Is it not natural for business to go up and down?

- Absolutely - but what is unnatural is that in many countries, including Sweden, we will lack the monetary policy tool to handle the recession. Monetary policy is usually the first line's defense when we begin to see signs of weakness. When one cannot act, then our politicians are given greater responsibility and there it can be more complicated to develop the support policy.

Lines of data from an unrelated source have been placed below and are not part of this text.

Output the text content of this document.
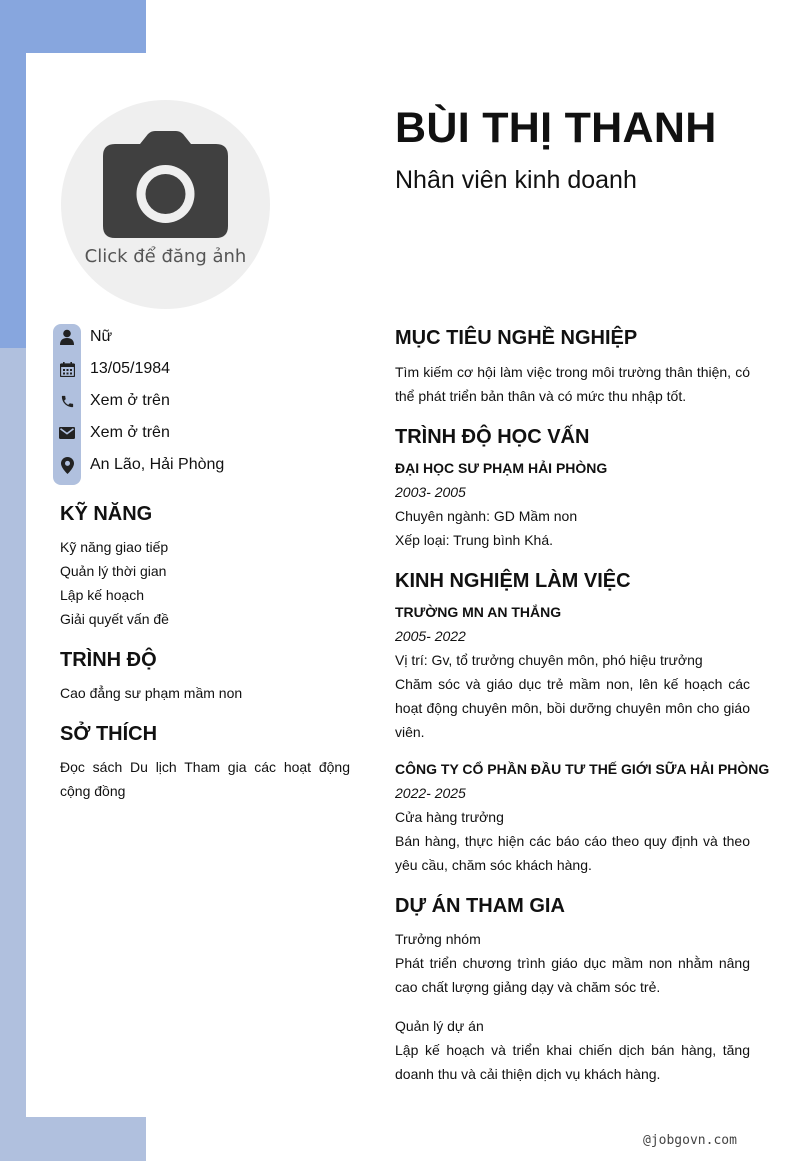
Click để đăng ảnh
BÙI THỊ THANH
Nhân viên kinh doanh
Nữ
13/05/1984
Xem ở trên
Xem ở trên
An Lão, Hải Phòng
KỸ NĂNG
Kỹ năng giao tiếp
Quản lý thời gian
Lập kế hoạch
Giải quyết vấn đề
TRÌNH ĐỘ
Cao đẳng sư phạm mầm non
SỞ THÍCH
Đọc sách Du lịch Tham gia các hoạt động cộng đồng
MỤC TIÊU NGHỀ NGHIỆP
Tìm kiếm cơ hội làm việc trong môi trường thân thiện, có thể phát triển bản thân và có mức thu nhập tốt.
TRÌNH ĐỘ HỌC VẤN
ĐẠI HỌC SƯ PHẠM HẢI PHÒNG
2003- 2005
Chuyên ngành: GD Mầm non
Xếp loại: Trung bình Khá.
KINH NGHIỆM LÀM VIỆC
TRƯỜNG MN AN THẮNG
2005- 2022
Vị trí: Gv, tổ trưởng chuyên môn, phó hiệu trưởng
Chăm sóc và giáo dục trẻ mầm non, lên kế hoạch các hoạt động chuyên môn, bồi dưỡng chuyên môn cho giáo viên.
CÔNG TY CỔ PHẦN ĐẦU TƯ THẾ GIỚI SỮA HẢI PHÒNG
2022- 2025
Cửa hàng trưởng
Bán hàng, thực hiện các báo cáo theo quy định và theo yêu cầu, chăm sóc khách hàng.
DỰ ÁN THAM GIA
Trưởng nhóm
Phát triển chương trình giáo dục mầm non nhằm nâng cao chất lượng giảng dạy và chăm sóc trẻ.
Quản lý dự án
Lập kế hoạch và triển khai chiến dịch bán hàng, tăng doanh thu và cải thiện dịch vụ khách hàng.
@jobgovn.com
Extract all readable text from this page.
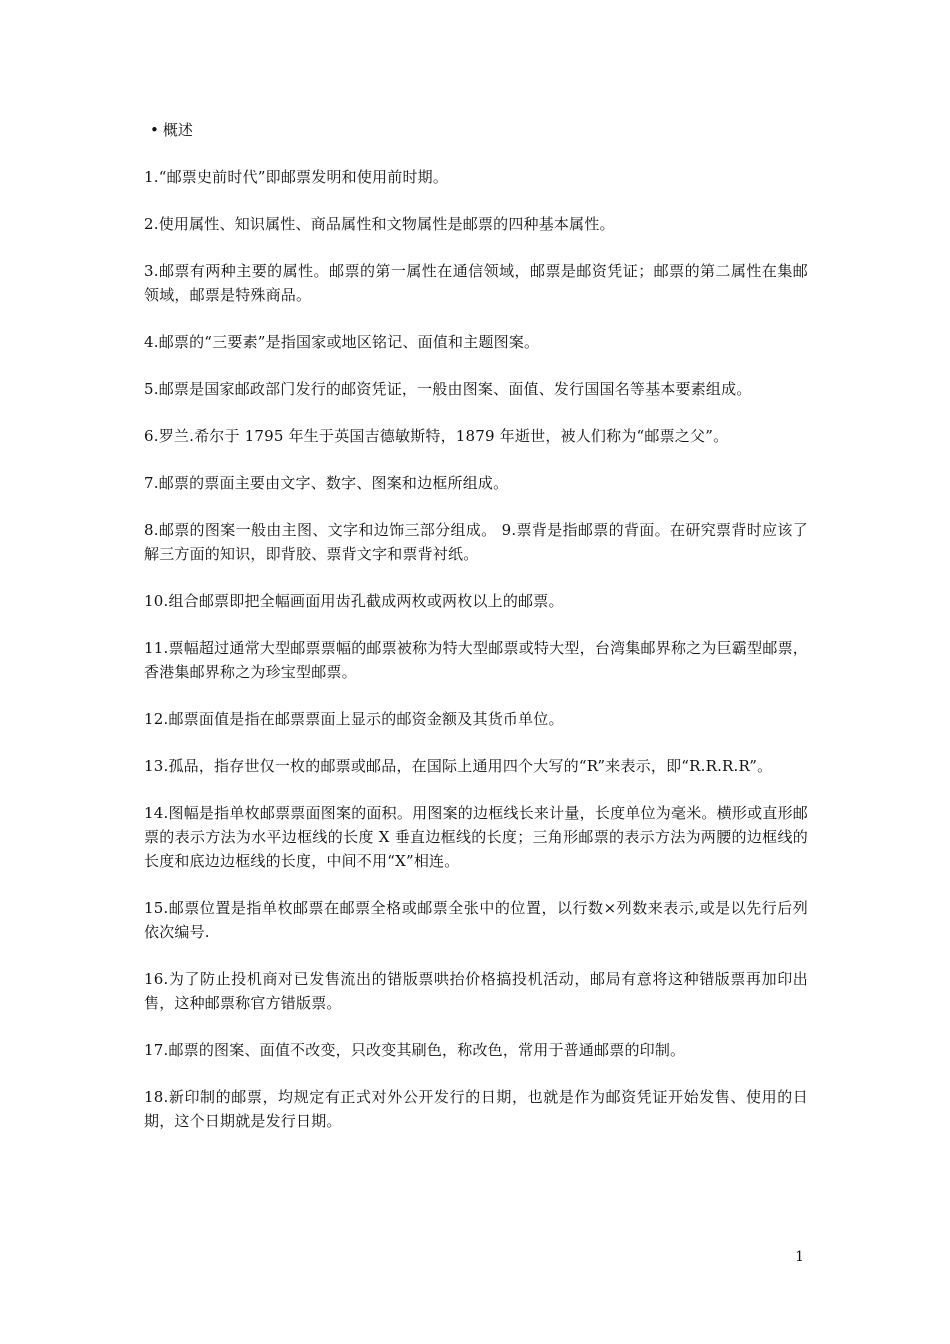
• 概述

1.“邮票史前时代”即邮票发明和使用前时期。

2.使用属性、知识属性、商品属性和文物属性是邮票的四种基本属性。

3.邮票有两种主要的属性。邮票的第一属性在通信领域，邮票是邮资凭证；邮票的第二属性在集邮领域，邮票是特殊商品。

4.邮票的“三要素”是指国家或地区铭记、面值和主题图案。

5.邮票是国家邮政部门发行的邮资凭证，一般由图案、面值、发行国国名等基本要素组成。

6.罗兰.希尔于 1795 年生于英国吉德敏斯特，1879 年逝世，被人们称为“邮票之父”。

7.邮票的票面主要由文字、数字、图案和边框所组成。

8.邮票的图案一般由主图、文字和边饰三部分组成。 9.票背是指邮票的背面。在研究票背时应该了解三方面的知识，即背胶、票背文字和票背衬纸。

10.组合邮票即把全幅画面用齿孔截成两枚或两枚以上的邮票。

11.票幅超过通常大型邮票票幅的邮票被称为特大型邮票或特大型，台湾集邮界称之为巨霸型邮票，香港集邮界称之为珍宝型邮票。

12.邮票面值是指在邮票票面上显示的邮资金额及其货币单位。

13.孤品，指存世仅一枚的邮票或邮品，在国际上通用四个大写的“R”来表示，即“R.R.R.R”。

14.图幅是指单枚邮票票面图案的面积。用图案的边框线长来计量，长度单位为毫米。横形或直形邮票的表示方法为水平边框线的长度 X 垂直边框线的长度；三角形邮票的表示方法为两腰的边框线的长度和底边边框线的长度，中间不用“X”相连。

15.邮票位置是指单枚邮票在邮票全格或邮票全张中的位置，以行数×列数来表示,或是以先行后列依次编号.

16.为了防止投机商对已发售流出的错版票哄抬价格搞投机活动，邮局有意将这种错版票再加印出售，这种邮票称官方错版票。

17.邮票的图案、面值不改变，只改变其刷色，称改色，常用于普通邮票的印制。

18.新印制的邮票，均规定有正式对外公开发行的日期，也就是作为邮资凭证开始发售、使用的日期，这个日期就是发行日期。

1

Reducing taxes and increased spending stimulates growth

The Swedish policy rate is even lower than the US. How will Sweden cope with an upcoming recession?

- It will be hard. The Riksbank's forecast is to raise interest rates at the end of this year or early next, but when we receive a message from the US and the ECB that it intends to lower the interest rate, it closes the door. For Sweden, we always have the opportunity through fiscal policy; our politicians can lower taxes, start investments, increase spending, which can stimulate growth.

- Normally, monetary policy is the first line of defense - so it will not be in the future. How can we get fiscal policy activated in a good way, without the politicians always having to make decisions? Most of all, the decisions should be made automatically, points out Robert Berqvist.

Sweden is well equipped

How well equipped is Sweden to cope with the recession with fiscal policy in order to stimulate the purchasing power of citizens?

- We are better equipped than many other countries. Looking at, for example, the budget balance and government debt in, for example, other countries, we are stronger than them. We have the opportunity to help fiscal policy - we just have to find the right policy.

What should we Swedes expect?

- We will see a monetary policy with low interest rates, which is good for borrowers in the housing market. If the economy starts to slow down significantly - there may be times when the government with other parties agree to invest in fiscal policy. We have this tool unlike many other countries.